À bord du Célestia, ils pouvaient utiliser des machines spéciales afin de modifier leurs apparences ainsi que les petits défauts liés à leurs santés respectives et même régler des imperfections superficielles. Une autre option leur permettait de faire disparaître leurs soucis hygiéniques avec une seule commande ; un choix incroyable pour les gens qui n’aimaient pas se laver. Cependant, les passagers pouvaient aussi prendre leurs bains et leurs douches de manières plus traditionnelles. Ils se servaient du même système que celui de leur planète précédente, malheureusement détruite.
— C’est beaucoup plus amusant de le faire comme on le fait, reprit Gabriel.
— J’avoue que je n’ai pas autant de plaisir que quand je prends un bon bain avec toi… D’ailleurs, il faudrait qu’on pense à en prendre un, la prochaine fois. Nous deux, assis dans la grande baignoire… en amoureux… avec des bulles…
— C’est vrai qu’avec des chandelles, ce serait romantique, mais je doute que l’on ait assez d’espace avec ma grandeur… et mon tour de taille.
— D’où l’intérêt d’en prendre un ! De toute façon, tu as ton pouvoir : tu peux très bien modifier ton apparence si tu le souhaites et moi, je pourrai faire pareil avec la machine de notre chambre. Tout ça peut facilement s’arranger.
— Pfft… ! Si tu insistes, on le fera demain.
— Entendu, mon mignon.
Après s’être préparés, tous deux s’installèrent sous les couvertures de leur lit et s’enlacèrent. Cette journée avait été longue et pénible pour Flint ; un peu moins pour son partenaire et certains de leurs amis. Le gros guerrier avait tué quelques créatures violentes sur la planète d’Acrylos alors qu’ils avaient rencontré ces bêtes pendant leur cueillette des légumes sauvages. L’un d’entre eux avait même failli défigurer le pauvre Lucas qui avait évité l’alien, de justesse.

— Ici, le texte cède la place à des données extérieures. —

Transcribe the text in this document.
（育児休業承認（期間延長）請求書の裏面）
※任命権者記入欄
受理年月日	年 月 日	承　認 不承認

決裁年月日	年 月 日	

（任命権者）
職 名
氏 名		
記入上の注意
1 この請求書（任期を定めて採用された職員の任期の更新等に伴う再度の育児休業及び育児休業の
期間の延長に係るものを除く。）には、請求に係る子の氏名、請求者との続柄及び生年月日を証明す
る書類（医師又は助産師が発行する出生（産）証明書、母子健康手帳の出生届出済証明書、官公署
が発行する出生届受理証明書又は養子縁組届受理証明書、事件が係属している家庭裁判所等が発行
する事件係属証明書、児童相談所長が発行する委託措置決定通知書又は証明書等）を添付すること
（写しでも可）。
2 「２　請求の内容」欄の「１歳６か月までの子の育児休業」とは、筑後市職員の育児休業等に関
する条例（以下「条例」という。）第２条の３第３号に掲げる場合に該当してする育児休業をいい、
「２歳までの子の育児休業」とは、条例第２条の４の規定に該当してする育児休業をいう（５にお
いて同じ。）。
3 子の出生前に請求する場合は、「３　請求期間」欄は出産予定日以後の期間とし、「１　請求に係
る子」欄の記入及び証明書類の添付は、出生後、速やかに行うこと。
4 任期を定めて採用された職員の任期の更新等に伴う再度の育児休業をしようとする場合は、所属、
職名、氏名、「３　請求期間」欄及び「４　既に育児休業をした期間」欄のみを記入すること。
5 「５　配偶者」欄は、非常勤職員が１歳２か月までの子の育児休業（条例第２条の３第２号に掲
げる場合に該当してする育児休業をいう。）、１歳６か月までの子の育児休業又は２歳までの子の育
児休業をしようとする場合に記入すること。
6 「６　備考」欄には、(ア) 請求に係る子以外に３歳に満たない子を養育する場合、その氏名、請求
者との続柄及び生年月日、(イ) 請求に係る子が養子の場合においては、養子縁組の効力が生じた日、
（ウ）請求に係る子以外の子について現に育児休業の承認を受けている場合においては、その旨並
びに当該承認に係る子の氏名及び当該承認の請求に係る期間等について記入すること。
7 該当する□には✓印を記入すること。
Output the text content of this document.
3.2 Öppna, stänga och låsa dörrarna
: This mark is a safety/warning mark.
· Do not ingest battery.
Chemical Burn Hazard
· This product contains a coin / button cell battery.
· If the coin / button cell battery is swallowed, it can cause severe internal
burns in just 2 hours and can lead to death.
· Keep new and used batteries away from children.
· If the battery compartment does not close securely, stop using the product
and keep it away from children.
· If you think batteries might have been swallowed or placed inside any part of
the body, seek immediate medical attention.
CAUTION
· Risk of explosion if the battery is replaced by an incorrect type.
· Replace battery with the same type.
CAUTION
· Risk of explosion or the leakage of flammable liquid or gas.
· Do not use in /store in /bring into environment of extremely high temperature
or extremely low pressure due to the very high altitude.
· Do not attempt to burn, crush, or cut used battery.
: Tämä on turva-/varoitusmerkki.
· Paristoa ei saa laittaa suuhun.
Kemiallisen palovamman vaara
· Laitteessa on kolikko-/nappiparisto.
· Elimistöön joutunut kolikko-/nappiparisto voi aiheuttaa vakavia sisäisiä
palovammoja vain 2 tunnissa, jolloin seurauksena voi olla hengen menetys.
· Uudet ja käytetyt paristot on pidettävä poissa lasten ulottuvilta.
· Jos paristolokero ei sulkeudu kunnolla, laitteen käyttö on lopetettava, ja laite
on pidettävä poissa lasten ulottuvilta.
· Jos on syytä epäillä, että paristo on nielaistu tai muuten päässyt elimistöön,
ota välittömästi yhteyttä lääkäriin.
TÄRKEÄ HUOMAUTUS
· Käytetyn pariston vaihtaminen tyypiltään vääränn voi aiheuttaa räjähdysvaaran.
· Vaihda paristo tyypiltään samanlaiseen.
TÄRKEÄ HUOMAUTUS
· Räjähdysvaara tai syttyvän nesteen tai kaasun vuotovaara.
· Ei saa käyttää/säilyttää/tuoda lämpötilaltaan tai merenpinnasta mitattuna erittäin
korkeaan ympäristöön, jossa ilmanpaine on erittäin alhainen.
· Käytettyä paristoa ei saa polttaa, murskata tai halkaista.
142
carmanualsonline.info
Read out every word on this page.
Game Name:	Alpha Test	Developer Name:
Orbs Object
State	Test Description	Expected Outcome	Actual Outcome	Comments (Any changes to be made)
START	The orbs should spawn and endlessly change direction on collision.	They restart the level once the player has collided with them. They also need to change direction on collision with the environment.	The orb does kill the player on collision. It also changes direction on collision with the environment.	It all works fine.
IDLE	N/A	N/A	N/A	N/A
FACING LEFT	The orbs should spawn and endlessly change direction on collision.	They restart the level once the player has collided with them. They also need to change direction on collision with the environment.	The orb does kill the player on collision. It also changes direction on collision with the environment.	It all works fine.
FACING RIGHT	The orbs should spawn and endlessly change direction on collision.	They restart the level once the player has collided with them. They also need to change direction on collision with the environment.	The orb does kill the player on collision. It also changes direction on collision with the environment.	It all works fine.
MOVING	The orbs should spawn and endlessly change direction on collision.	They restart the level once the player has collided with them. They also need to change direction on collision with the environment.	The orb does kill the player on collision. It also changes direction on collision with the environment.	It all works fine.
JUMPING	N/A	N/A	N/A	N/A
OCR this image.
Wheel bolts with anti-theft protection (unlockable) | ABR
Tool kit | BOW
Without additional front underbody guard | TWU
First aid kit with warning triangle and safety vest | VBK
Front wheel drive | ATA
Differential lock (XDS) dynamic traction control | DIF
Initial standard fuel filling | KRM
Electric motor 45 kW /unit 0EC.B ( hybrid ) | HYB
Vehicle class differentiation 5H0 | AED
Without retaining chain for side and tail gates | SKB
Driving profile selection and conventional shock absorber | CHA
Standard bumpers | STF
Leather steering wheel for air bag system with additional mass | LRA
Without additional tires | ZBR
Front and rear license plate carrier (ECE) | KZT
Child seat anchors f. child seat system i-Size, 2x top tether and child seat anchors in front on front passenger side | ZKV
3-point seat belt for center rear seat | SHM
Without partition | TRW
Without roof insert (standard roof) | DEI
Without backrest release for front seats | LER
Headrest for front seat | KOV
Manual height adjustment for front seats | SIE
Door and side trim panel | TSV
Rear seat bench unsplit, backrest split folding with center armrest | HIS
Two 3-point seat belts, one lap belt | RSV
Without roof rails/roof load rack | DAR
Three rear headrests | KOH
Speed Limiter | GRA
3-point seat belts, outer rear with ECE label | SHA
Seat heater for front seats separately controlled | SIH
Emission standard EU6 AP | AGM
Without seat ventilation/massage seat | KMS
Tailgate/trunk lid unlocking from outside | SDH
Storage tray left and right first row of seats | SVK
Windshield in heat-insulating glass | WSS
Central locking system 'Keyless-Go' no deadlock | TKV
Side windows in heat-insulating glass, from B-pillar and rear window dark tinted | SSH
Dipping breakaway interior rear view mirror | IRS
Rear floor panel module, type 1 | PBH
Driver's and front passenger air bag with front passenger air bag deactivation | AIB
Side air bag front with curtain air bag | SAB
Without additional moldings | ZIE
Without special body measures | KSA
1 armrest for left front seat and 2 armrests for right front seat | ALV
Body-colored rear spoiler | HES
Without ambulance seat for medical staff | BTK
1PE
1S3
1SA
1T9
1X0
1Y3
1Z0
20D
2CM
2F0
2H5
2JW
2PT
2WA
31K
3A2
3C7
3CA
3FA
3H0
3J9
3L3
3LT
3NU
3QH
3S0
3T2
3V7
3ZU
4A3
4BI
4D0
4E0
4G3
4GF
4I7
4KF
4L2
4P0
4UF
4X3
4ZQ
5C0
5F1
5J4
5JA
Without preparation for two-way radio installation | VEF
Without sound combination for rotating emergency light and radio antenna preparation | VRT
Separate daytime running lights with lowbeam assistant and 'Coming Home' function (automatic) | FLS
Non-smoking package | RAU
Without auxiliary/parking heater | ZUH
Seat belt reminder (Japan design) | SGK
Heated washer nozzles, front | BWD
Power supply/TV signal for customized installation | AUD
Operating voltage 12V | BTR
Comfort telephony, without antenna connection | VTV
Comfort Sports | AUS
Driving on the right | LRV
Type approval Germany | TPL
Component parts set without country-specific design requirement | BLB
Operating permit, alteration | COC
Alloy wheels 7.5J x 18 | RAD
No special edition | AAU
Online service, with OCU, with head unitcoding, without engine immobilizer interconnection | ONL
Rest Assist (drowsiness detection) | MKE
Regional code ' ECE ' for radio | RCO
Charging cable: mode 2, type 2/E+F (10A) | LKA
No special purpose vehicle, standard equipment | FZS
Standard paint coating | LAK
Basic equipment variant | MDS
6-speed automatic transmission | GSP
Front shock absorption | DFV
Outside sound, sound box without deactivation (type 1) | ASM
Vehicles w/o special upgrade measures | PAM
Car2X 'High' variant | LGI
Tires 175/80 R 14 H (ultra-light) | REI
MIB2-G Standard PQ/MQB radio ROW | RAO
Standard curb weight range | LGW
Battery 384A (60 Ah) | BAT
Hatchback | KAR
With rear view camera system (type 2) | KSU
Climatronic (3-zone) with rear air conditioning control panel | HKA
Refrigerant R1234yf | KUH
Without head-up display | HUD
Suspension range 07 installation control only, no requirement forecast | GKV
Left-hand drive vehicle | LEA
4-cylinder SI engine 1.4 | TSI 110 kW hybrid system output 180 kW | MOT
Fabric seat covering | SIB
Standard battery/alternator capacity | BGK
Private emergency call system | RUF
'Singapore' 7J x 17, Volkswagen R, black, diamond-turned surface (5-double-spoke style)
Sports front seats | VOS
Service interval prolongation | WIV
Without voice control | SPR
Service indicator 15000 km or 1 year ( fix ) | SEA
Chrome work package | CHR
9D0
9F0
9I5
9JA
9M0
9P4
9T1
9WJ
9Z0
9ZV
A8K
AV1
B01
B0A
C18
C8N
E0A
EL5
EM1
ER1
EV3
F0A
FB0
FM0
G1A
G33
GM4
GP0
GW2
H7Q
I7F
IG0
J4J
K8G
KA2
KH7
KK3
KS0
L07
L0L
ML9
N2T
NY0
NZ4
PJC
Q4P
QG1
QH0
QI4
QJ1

— Il faut se lever tôt, demain, pour l’entraînement, remarqua Gabriel.
— Je n’ai pas envie d’y aller, déclara Flint.
— Je sais, mais notre groupe a besoin de ça.
— Dans ce cas, j’irais m’éduquer avec Thanatos ou Perséphone.
Incrédule, le guerrier fixa son mari.
— Jamais, je n’aurais cru que tu dirais cela de toute ma vie. Tu leur fais enfin confiance ?
— Non. Mais je ne peux pas supporter ma mère et je n’ose pas m’approcher du type qui m’a presque fait tuer Wyatt. Je finirais bien par trouver une solution…
Déçu que ses paroles à propos d’Athéna n’aient pas vraiment amélioré quoi que ce soit pour le cas de son mari, Gabriel s’avoua vaincu. Habitué de jouer l’intermédiaire pour son partenaire, ainsi que toutes les personnes concernées dans ses nombreuses disputes, il se dit que les choses finiraient par s’arranger.
— Pourquoi tu fais cette tête ? dit Flint, qui cligna des yeux.
— Tu n’as pas l’air d’avoir retenu toutes les nombreuses opinions que j’ai de Nana.
— Avec tout le respect que je te dois, mon amour, laisse-moi prendre mes propres décisions. Tu me connais assez bien pour savoir que j’ai besoin de temps, non ?
Gabriel hésita un moment. Il finit par conclure que son époux avait raison d’un hochement de tête. Il reprit une position confortable, et se dit que Flint comprendrait pourquoi il insistait tant à les réconcilier. Ce que le capitaine ignorait, le colosse le savait. Athéna avait toujours eut le désir de fonder une famille, bien avant de rencontrer Artael. Malheureusement pour elle, le destin n’avait pas joué en sa faveur et bien des années plus tard, elle payait encore pour ses erreurs.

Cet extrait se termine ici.